Beijing Zhongyan Tongrentang Medicine R&D Co.Ltd, Beijing, 100079, People's Republic of China.
School of Pharmacy, Lanzhou University, Lanzhou, Gansu, 730000, People's Republic of China.
Sci Rep. 2022 Nov 9;12(1):19120. doi: 10.1038/s41598-022-23857-8.
Codonopsis Radix (CR) is an edible food and traditional Chinese herb medicine in China. Various varieties of Codonopsis Radix have different tastes. To make the flavor of processed food stable, two kinds of electronic sensory devices, electronic nose and electronic tongue, were used to establish a discrimination model to identify the botanical origin of each sample.
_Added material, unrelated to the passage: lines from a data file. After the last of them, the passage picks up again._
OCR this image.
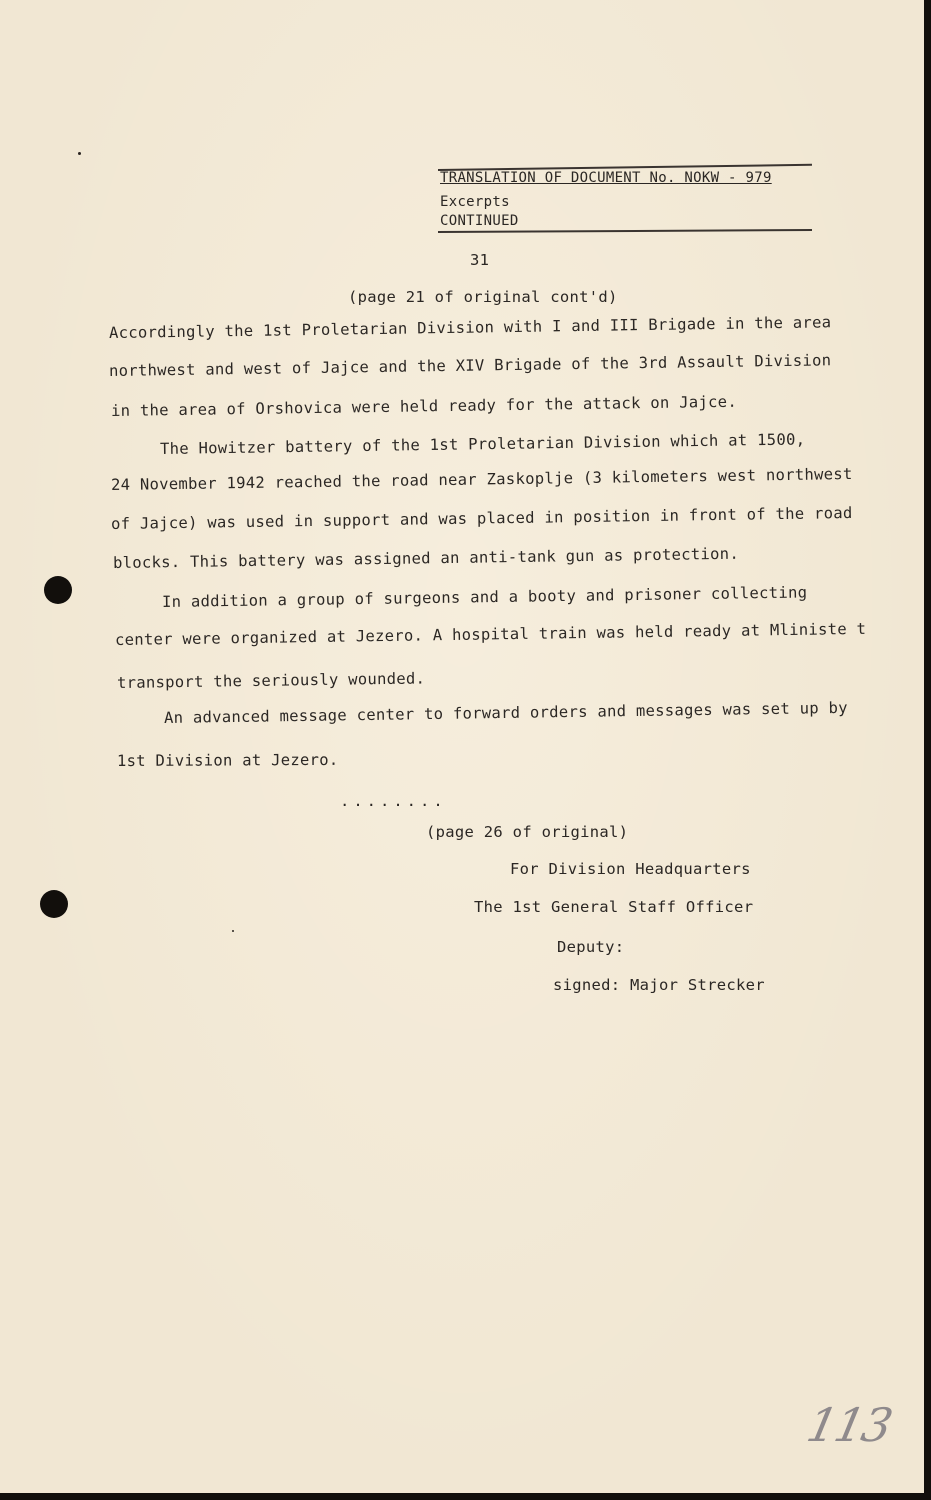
TRANSLATION OF DOCUMENT No. NOKW - 979
Excerpts
CONTINUED
31
(page 21 of original cont'd)
Accordingly the 1st Proletarian Division with I and III Brigade in the area
northwest and west of Jajce and the XIV Brigade of the 3rd Assault Division
in the area of Orshovica were held ready for the attack on Jajce.
The Howitzer battery of the 1st Proletarian Division which at 1500,
24 November 1942 reached the road near Zaskoplje (3 kilometers west northwest
of Jajce) was used in support and was placed in position in front of the road
blocks. This battery was assigned an anti-tank gun as protection.
In addition a group of surgeons and a booty and prisoner collecting
center were organized at Jezero. A hospital train was held ready at Mliniste t
transport the seriously wounded.
An advanced message center to forward orders and messages was set up by
1st Division at Jezero.
........
(page 26 of original)
For Division Headquarters
The 1st General Staff Officer
Deputy:
signed: Major Strecker
113
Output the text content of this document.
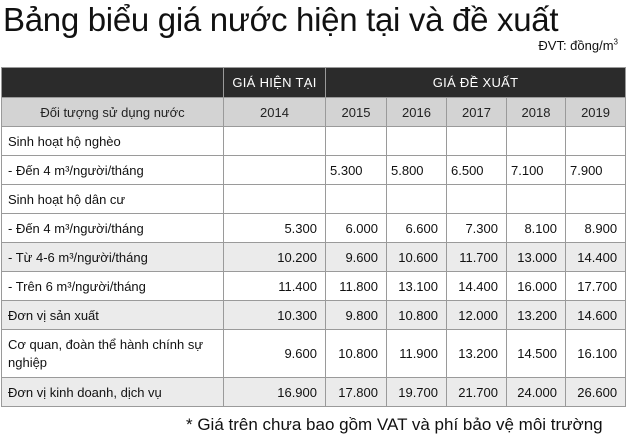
Bảng biểu giá nước hiện tại và đề xuất
ĐVT: đồng/$m^3$
	GIÁ HIỆN TẠI	GIÁ ĐỀ XUẤT				
Đối tượng sử dụng nước	2014	2015	2016	2017	2018	2019
Sinh hoạt hộ nghèo						
- Đến 4 m³/người/tháng		5.300	5.800	6.500	7.100	7.900
Sinh hoạt hộ dân cư						
- Đến 4 m³/người/tháng	5.300	6.000	6.600	7.300	8.100	8.900
- Từ 4-6 m³/người/tháng	10.200	9.600	10.600	11.700	13.000	14.400
- Trên 6 m³/người/tháng	11.400	11.800	13.100	14.400	16.000	17.700
Đơn vị sản xuất	10.300	9.800	10.800	12.000	13.200	14.600
Cơ quan, đoàn thể hành chính sự nghiệp	9.600	10.800	11.900	13.200	14.500	16.100
Đơn vị kinh doanh, dịch vụ	16.900	17.800	19.700	21.700	24.000	26.600
* Giá trên chưa bao gồm VAT và phí bảo vệ môi trường
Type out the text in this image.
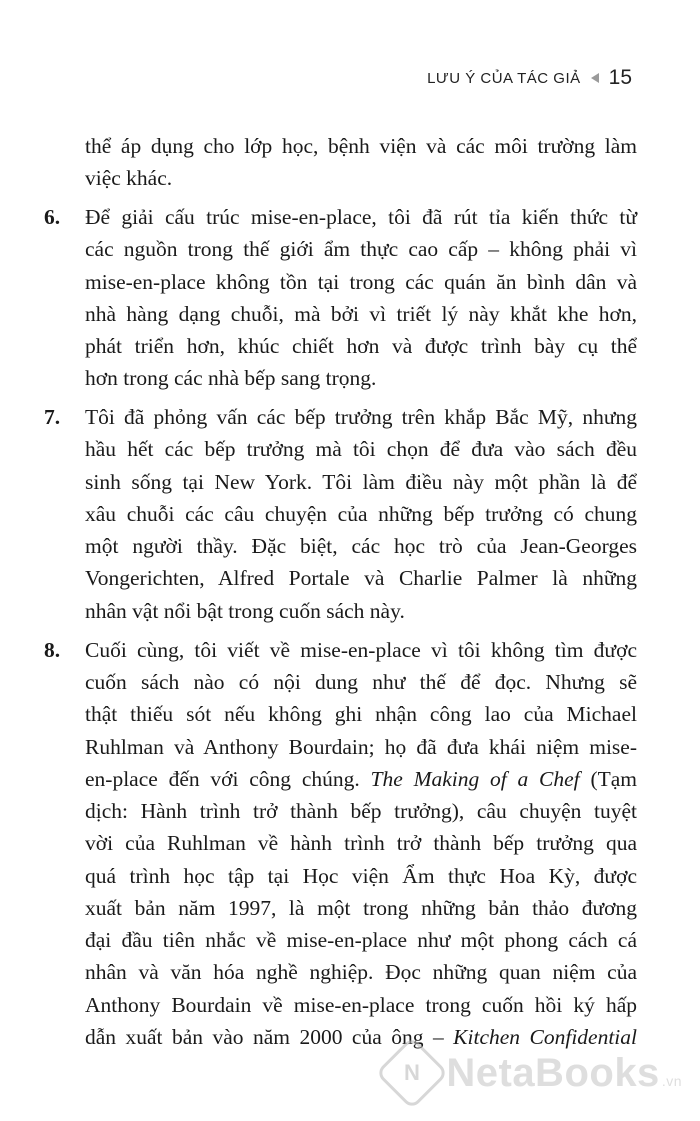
LƯU Ý CỦA TÁC GIẢ 15
thể áp dụng cho lớp học, bệnh viện và các môi trường làm
việc khác.
6. Để giải cấu trúc mise-en-place, tôi đã rút tỉa kiến thức từ
các nguồn trong thế giới ẩm thực cao cấp – không phải vì
mise-en-place không tồn tại trong các quán ăn bình dân và
nhà hàng dạng chuỗi, mà bởi vì triết lý này khắt khe hơn,
phát triển hơn, khúc chiết hơn và được trình bày cụ thể
hơn trong các nhà bếp sang trọng.
7. Tôi đã phỏng vấn các bếp trưởng trên khắp Bắc Mỹ, nhưng
hầu hết các bếp trưởng mà tôi chọn để đưa vào sách đều
sinh sống tại New York. Tôi làm điều này một phần là để
xâu chuỗi các câu chuyện của những bếp trưởng có chung
một người thầy. Đặc biệt, các học trò của Jean-Georges
Vongerichten, Alfred Portale và Charlie Palmer là những
nhân vật nổi bật trong cuốn sách này.
8. Cuối cùng, tôi viết về mise-en-place vì tôi không tìm được
cuốn sách nào có nội dung như thế để đọc. Nhưng sẽ
thật thiếu sót nếu không ghi nhận công lao của Michael
Ruhlman và Anthony Bourdain; họ đã đưa khái niệm mise-
en-place đến với công chúng. The Making of a Chef (Tạm
dịch: Hành trình trở thành bếp trưởng), câu chuyện tuyệt
vời của Ruhlman về hành trình trở thành bếp trưởng qua
quá trình học tập tại Học viện Ẩm thực Hoa Kỳ, được
xuất bản năm 1997, là một trong những bản thảo đương
đại đầu tiên nhắc về mise-en-place như một phong cách cá
nhân và văn hóa nghề nghiệp. Đọc những quan niệm của
Anthony Bourdain về mise-en-place trong cuốn hồi ký hấp
dẫn xuất bản vào năm 2000 của ông – Kitchen Confidential
N NetaBooks .vn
The optimal model built on the 88 batches of samples was selected from the models trained with all combination of two pretreatment methods and three classification methods. A comparison were performed on the models trained on the data collected by electronic nose and electronic tongue. The results showed that the model trained on the fused dataset outperformed the models trained separately on the electronic nose data and electronic tongue data. The two preprocessing approaches could improve the prediction performance of all classification methods. Classification and Regression Tree approach performed better than Partial Least Square Discriminant Analysis and Linear Discriminant Analysis in terms of accuracy. But Classification and Regression Tree tends to assign the samples of minority class to the majority class. Meanwhile, Partial Least Square Discriminant Analysis keeps a good balance between the identification requirements of all the two groups of samples. Taking all the results above, the model built using the Partial Least Square Discriminant Analysis method on the fused data after z-score was used to identify the botanical origin of Codonopsis Radix.
党参(CR)是中国的一种食用食品和传统中药。党参的不同品种具有不同的味道。为了使加工食品的风味稳定,使用两种电子感官设备,电子鼻和电子舌,建立了一个鉴别模型来识别每个样品的植物来源。从使用两种预处理方法和三种分类方法的所有组合训练的模型中选择了 88 批样品的最佳模型。对电子鼻和电子舌采集的数据进行了模型训练的比较。结果表明,在融合数据集上训练的模型优于在电子鼻数据和电子舌数据上分别训练的模型。两种预处理方法可以提高所有分类方法的预测性能。在准确性方面,分类回归树方法优于偏最小二乘判别分析和线性判别分析。但分类回归树倾向于将少数类的样本分配到多数类。同时,偏最小二乘判别分析在两组样本的识别要求之间保持良好的平衡。综合以上所有结果,使用 z 分数后融合数据的偏最小二乘判别分析方法建立的模型用于识别党参的植物来源。